Yes, in the towns, and in Brussels in particular. In Normandy, I agree, one was never short of cheese, for example, because of the difficulty of transporting it to Paris or to Germany when our invasion began.

Another impression to which I was forced—rather reluctantly perhaps—in Holland, Belgium and France, the countries that had been occupied, was that there was an almost unanimous feeling of intense bitterness against the German invaders, and a feeling that the peace should be a firm or even a hard one. I simply put that on record. I myself am not what is called a Vansittartite. I think that that doctrine is a misleading over-simplification, but at the same time I do not agree with the hon. Member for Attercliffe (Mr. Hynd), who seemed to think that the people of the formerly occupied countries would take a generous or charitable view of Germany. From what I have seen and What I have heard, from what they actually say to one, there is unanimous loathing and detestation of the Germans as such.

Captain Plugge

While in Brussels did the hon. Member on Sunday go to the English churches, either Christchurch or the Church of the Resurrection, or talk to any of the permanent British residents in Brussels during the occupation?

Mr. Driberg

No; on Sunday morning I went to Mass at Ste. Gudule. I was rather disappointed by the music. I did not, in fact, talk to many British residents who were there during the occupation. I talked chiefly to Belgians. I do not know whether British residents would confirm this, but I know the Belgians were unanimous in hoping for a rather Carthaginian peace for Germany. I put that on record without saying whether agree with it or not.

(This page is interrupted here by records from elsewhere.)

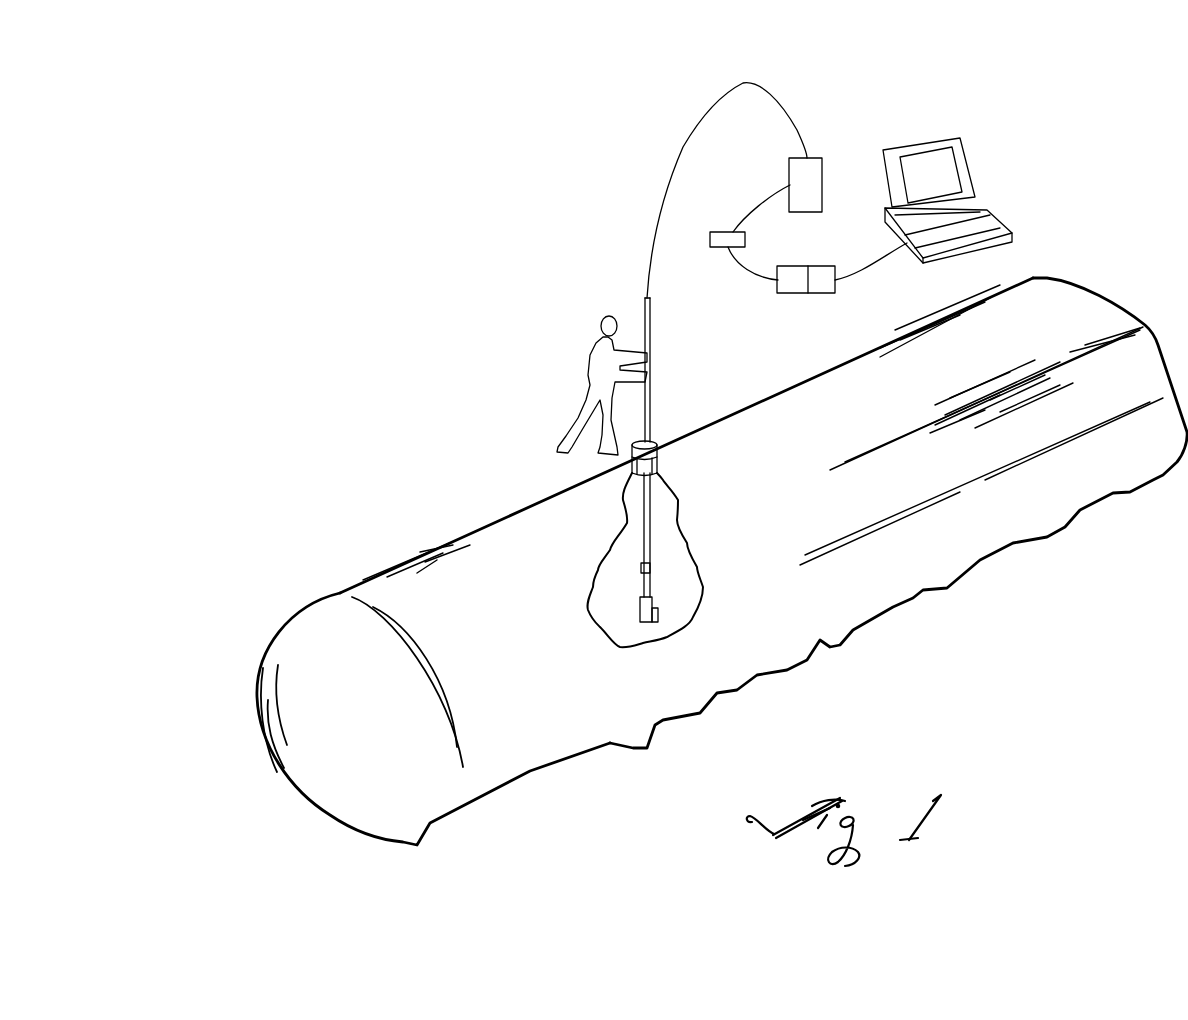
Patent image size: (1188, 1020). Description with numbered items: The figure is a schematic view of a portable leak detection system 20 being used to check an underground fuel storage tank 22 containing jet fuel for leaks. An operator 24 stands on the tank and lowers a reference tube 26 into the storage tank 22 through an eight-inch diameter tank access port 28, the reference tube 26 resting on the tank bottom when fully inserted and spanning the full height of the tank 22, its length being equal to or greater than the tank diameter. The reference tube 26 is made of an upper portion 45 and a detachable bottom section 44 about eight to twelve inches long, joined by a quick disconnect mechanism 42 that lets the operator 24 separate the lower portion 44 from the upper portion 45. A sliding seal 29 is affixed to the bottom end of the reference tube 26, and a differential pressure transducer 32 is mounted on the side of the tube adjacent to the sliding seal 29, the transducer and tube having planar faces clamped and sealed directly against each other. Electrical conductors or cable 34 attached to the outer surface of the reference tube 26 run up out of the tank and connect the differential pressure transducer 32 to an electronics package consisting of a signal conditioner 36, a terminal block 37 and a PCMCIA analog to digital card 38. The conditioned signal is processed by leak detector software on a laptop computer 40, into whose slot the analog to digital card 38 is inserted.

The leak detection system 20 is at (859, 174).
The underground fuel storage tank 22 is at (257, 680).
The operator 24 is at (592, 347).
The reference tube 26 is at (643, 520).
The tank access port 28 is at (653, 443).
The sliding seal 29 is at (643, 625).
The differential pressure transducer 32 is at (657, 613).
The electrical conductors/cable 34 is at (670, 183).
The signal conditioner 36 is at (790, 165).
The terminal block 37 is at (715, 232).
The PCMCIA A/D card 38 is at (808, 293).
The laptop computer 40 is at (972, 173).
The quick disconnect mechanism 42 is at (640, 568).
The bottom section of the reference tube 44 is at (640, 583).
The upper portion of the reference tube 45 is at (643, 300).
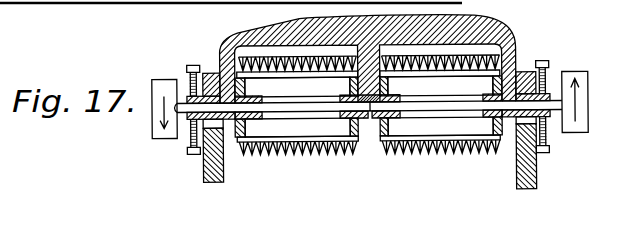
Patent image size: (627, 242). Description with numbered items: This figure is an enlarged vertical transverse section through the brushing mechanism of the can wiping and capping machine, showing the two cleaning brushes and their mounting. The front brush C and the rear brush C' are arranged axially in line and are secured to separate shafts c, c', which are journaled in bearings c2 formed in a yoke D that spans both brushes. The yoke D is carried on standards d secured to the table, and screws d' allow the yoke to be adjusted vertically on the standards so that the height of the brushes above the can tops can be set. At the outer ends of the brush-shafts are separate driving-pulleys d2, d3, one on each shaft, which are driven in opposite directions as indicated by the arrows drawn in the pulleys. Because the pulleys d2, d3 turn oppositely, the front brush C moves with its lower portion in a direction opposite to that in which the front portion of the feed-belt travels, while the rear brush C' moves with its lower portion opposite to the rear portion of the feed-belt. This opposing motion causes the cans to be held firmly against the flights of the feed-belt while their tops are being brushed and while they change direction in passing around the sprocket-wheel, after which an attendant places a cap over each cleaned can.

The yoke D is at (492, 21).
The standards d is at (375, 137).
The screws d' is at (376, 110).
The driving-pulley d2 is at (154, 138).
The driving-pulley d3 is at (589, 134).
The shaft c is at (318, 99).
The shaft c' is at (437, 98).
The bearings c2 is at (233, 122).
The front brush C is at (298, 121).
The rear brush C' is at (441, 119).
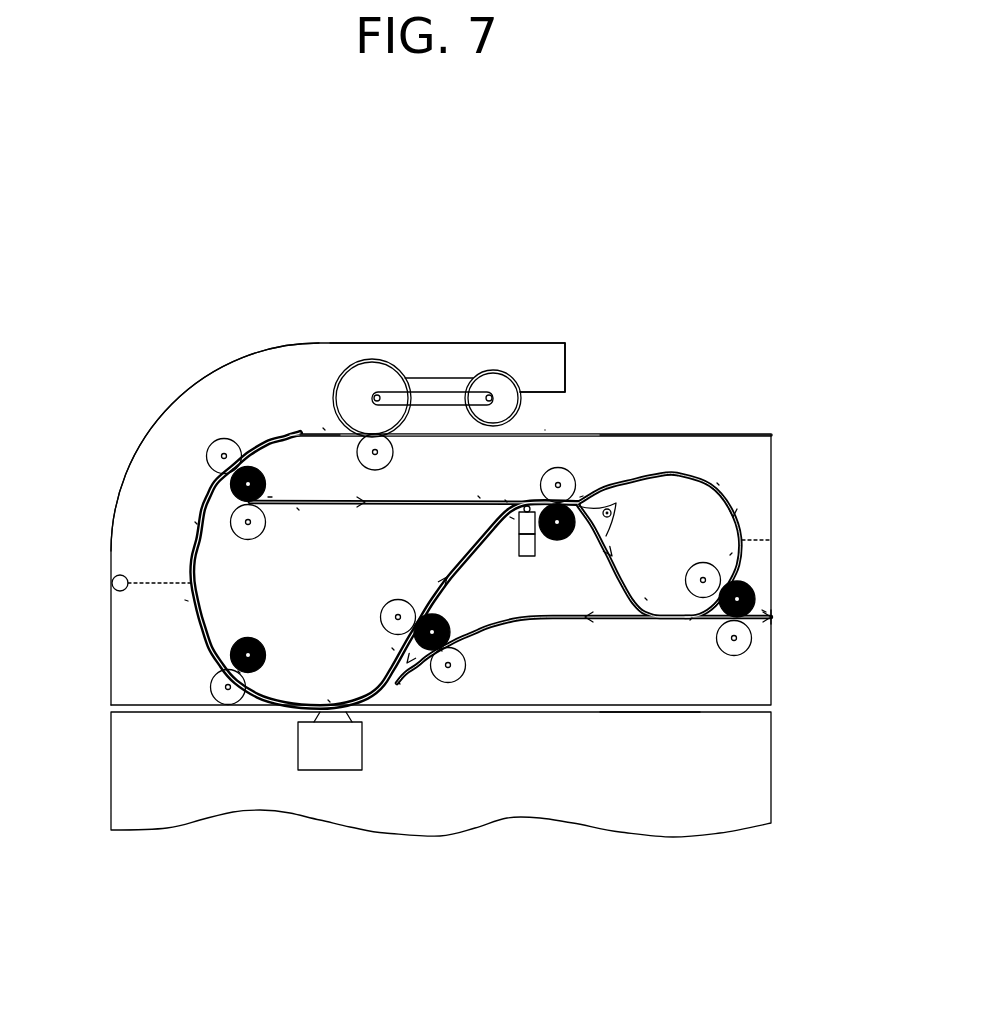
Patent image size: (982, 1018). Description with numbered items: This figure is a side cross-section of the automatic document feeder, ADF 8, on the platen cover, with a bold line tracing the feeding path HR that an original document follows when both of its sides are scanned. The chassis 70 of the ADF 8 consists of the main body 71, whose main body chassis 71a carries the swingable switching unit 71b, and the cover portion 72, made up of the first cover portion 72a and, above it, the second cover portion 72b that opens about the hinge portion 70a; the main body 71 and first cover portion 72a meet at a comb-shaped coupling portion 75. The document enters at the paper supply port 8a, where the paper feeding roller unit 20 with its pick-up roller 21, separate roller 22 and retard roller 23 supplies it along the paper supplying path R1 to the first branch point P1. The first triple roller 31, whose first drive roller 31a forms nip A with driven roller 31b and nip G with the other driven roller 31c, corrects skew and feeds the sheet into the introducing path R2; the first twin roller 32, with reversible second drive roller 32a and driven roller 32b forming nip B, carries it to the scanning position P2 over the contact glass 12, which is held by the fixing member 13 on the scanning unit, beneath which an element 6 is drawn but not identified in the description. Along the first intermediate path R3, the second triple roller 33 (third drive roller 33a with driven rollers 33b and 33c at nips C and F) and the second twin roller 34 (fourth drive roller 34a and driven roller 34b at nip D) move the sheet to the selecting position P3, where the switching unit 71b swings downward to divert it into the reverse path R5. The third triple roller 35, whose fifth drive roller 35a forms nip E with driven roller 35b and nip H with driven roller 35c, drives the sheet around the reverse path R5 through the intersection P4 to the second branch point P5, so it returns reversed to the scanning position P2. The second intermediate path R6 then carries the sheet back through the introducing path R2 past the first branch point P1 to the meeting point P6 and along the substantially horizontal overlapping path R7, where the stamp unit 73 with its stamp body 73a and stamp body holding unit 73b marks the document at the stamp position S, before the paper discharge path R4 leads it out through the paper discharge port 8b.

The hon. Member for Attercliffe also referred to the alleged American fraternisation in Germany. He said it was a natural process. I agree that it is natural and will inevitably happen, later at any rate; but in the two or three German places that I visited it was not happening. The Americans were behaving in a correct, severe, aloof way and were not fraternising with the Germans. One of these places was Kornelimünster, about which, by a coincidence, there was a Question on the Order Paper this morning. I do not know what the answer was, because the Question was not reached. It was a Question alleging that the Allied Civil Affairs authorities had installed a leading Nazi as Mayor of Kornelimünster. By a coincidence I was in that place last week, and I talked to the American colonel in charge of Civil Affairs. He told me about the difficulty they had had to find an impeccable mayor. He said that they had eventually installed the principal of the high school, whose neighbours assured them that neither he nor any member of his family had ever given the Nazi salute. I was a little sceptical about that. I wondered how he had remained principal of the high school throughout the Nazi régime if he had not done so. But that was what they were assured. They backed up their choice by saying that he was also recommended by the priest.

I do not agree at all with Members who say we ought to "go slow" after the war in trying to put across the League idea, the idea of a community of nations in Europe. I think this is the dynamic moment. "Now is the acceptable time." I think the ordinary peoples of Europe are inspired by the achievements of Tito, the F.F.I., and the partisan movements generally as they are never likely to be inspired again by anything. I think we should go forward, with that kind of inspiration in our minds, to building up the post-war world.

Question put, and agreed to.

Adjourned accordingly at Twenty-nine Minutes after Eight o'Clock.